Craig has also written a book with Ross Frylink co-founder of Sea Change Project, edited by Pippa Ehrlich, about the secret world of the Great African Seaforest. To date he has discovered many new species and over 40 animal behaviours previously unknown by developing a unique method of tracking animals underwater. Some of his new discoveries he has filmed are featured in the BBC Blue Planet 2 series, including a famous octopus/shark sequence. Sir David Attenborough has applauded his film and book work.

The Sea Change Project is a group of divers, journalists, storytellers and scientists who are dedicated to making the Great African Seaforest into a global icon like the Kruger, the Serengeti and the Amazon, in order to kindle global attention and foster its long-term protection. Craig and the Sea Change team also want to mentor and create an outreach programme for young South Africans so that they can become aware of this wonderful wilderness on their doorstep and act as future custodians. The Sea Change Project calls the kelp forests off our shore the Great African Seaforest in order to give it a unique African identity. Kelp forests are found along 1/4th of our world’s coastlines and yet very little is known about them.

Craig is currently a consultant to the Centre for Early Sapiens Behaviour (SapienCE) a Research Council of Norway funded Centre of Excellence (COE) based at the University of Bergen. Together with his brother Damon they have translated the science of human origins on the South African coast into a series of short films and exhibitions which are being showcased around the world. Over the next decade scientists in the COE will integrate archaeology, climate and psychology in an ambitious programme to extract, analyse and understand the processes that shaped the behaviour and cognition of our common ancestors, Homo sapiens, in southern Africa between 120 000 – 50 000 years ago. The paleo scientists have evidence from various discoveries of marine organisms in the time layers in the caves on our coast which show that the early people here depended quite heavily on foraging and feeding from the Great African Seaforest, making it on one of the wild spaces with which we humans have a 6000 generational pact. This meld of science, culture and nature, is what drives Craig and Sea Change Project’s passion for the underwater Seaforest.

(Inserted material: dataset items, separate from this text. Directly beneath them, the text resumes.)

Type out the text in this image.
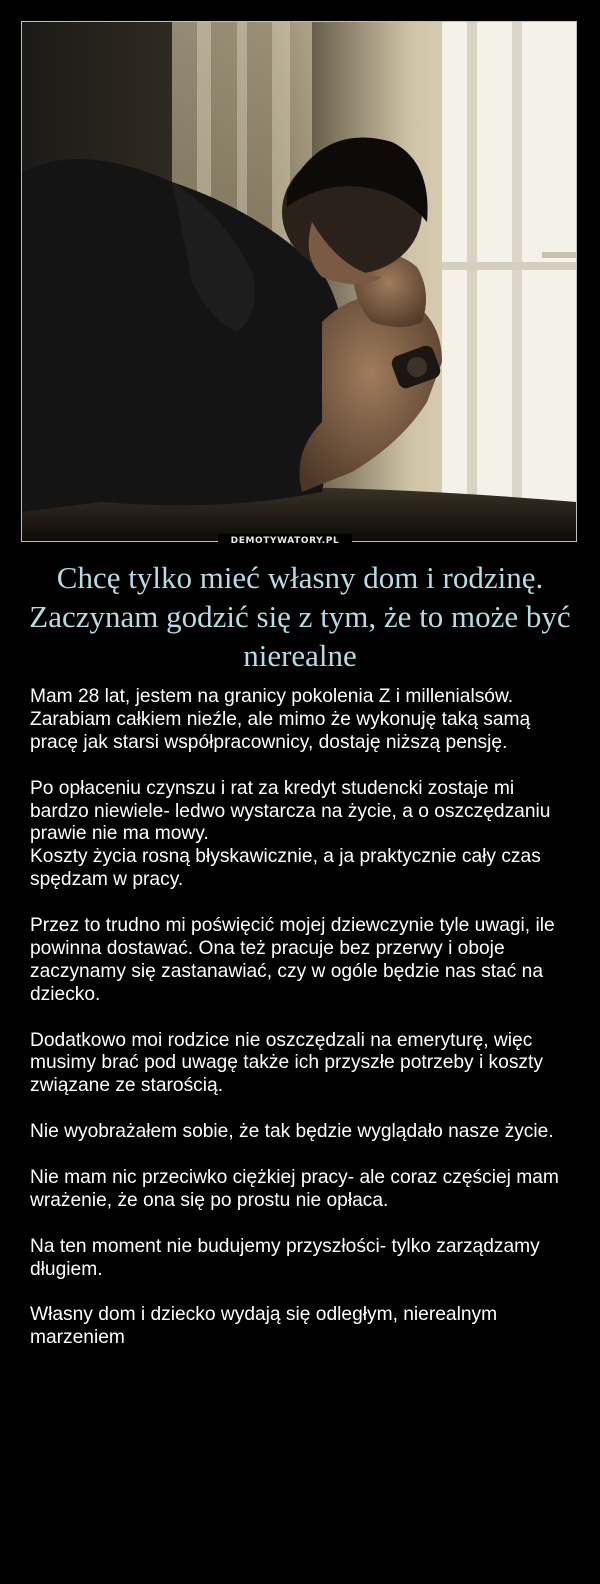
DEMOTYWATORY.PL
Chcę tylko mieć własny dom i rodzinę. Zaczynam godzić się z tym, że to może być nierealne

Mam 28 lat, jestem na granicy pokolenia Z i millenialsów.
Zarabiam całkiem nieźle, ale mimo że wykonuję taką samą pracę jak starsi współpracownicy, dostaję niższą pensję.

Po opłaceniu czynszu i rat za kredyt studencki zostaje mi bardzo niewiele- ledwo wystarcza na życie, a o oszczędzaniu prawie nie ma mowy.
Koszty życia rosną błyskawicznie, a ja praktycznie cały czas spędzam w pracy.

Przez to trudno mi poświęcić mojej dziewczynie tyle uwagi, ile powinna dostawać. Ona też pracuje bez przerwy i oboje zaczynamy się zastanawiać, czy w ogóle będzie nas stać na dziecko.

Dodatkowo moi rodzice nie oszczędzali na emeryturę, więc musimy brać pod uwagę także ich przyszłe potrzeby i koszty związane ze starością.

Nie wyobrażałem sobie, że tak będzie wyglądało nasze życie.

Nie mam nic przeciwko ciężkiej pracy- ale coraz częściej mam wrażenie, że ona się po prostu nie opłaca.

Na ten moment nie budujemy przyszłości- tylko zarządzamy długiem.

Własny dom i dziecko wydają się odległym, nierealnym marzeniem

Craig’s greatest passion is being in the water however and he has nearly completed the promise he made to himself about daily dives for ten years. This however will continue for as long as he can now as it has become his way of life. He believes that deep nature immersion and creating stories that spark our innate love for the wild is a key tool to the regeneration of our living planet, our home, the foundation for the air we breathe, our food and our well-being.

Comment by David Parry-Davies: Craig personifies the thinking, values and behaviours of an eco-logical human being - leveraging his impressive knowledge base, intelligence and almost superhuman physical prowess to raise public awareness about the need to protect our natural environment which he so openly and passionately loves. Quiet and modest yet fiercely determined, Craig deserves our unreserved admiration and wholehearted thanks for the amazing work he is doing for the benefit of all of us.